Thanks for a very good explanation and the RT. You've sounded some of my
doubts and added some more to think about.
To summarize the RT: the paginator is rather flexible, but it's not very
well suited for documentation pagination. We have a few good options for
documentation pagination and they are not yet implemented.
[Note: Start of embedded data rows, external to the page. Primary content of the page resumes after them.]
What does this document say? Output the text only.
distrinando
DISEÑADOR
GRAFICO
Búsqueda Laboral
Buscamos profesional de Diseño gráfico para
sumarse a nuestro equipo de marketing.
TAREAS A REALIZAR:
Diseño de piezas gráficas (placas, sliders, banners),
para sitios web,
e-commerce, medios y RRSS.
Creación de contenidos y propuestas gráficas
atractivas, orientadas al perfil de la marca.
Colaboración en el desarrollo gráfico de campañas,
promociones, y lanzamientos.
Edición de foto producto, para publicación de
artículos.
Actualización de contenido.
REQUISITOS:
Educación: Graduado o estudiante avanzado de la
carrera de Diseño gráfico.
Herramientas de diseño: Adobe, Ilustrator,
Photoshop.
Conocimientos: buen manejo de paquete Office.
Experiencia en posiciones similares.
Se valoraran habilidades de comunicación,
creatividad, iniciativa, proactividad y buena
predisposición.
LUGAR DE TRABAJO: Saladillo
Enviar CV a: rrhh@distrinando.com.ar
Right?
The options are:
- use only top-level sections for pagination - already implemented,
but not very useful for docs
- count sections/paragraphs - a little more advanced version of the
first one
- count chars in some intellectual way - the best way, but not
implemented, have some algorythmical issues and can require some additional
analysis on word/sentence level, e.g. do not break a word on pagination,
etc.
The last two options require also to 're-well-form' the resulting XML, which
can be also non trivial.
Another thing that seems a little limiting to me (or maybe I read not very
careful?) is the pagination rules are static. I can imagin a situation when
we will need to use set some pagination params dynamically, e.g. the item
count. Did I miss it or it's not there?
Are there any solutions, ideas? We could use a Serializer - it's the only
component that can output non-well-formed XML - but in that case we will
end-up with a none well formed HTML.
So, my opinion on pagination is this: we need to count chars/words, break
the page and re-well-form the result. Maybe something like a reverse
Recorder (it can record SAX events and then can fire their end events when
called) can be used to implement 're-well-form' feature?
--
Konstantin Piroumian
[EMAIL PROTECTED]
> -----Original Message-----
> From: Stefano Mazzocchi [mailto:[EMAIL PROTECTED]]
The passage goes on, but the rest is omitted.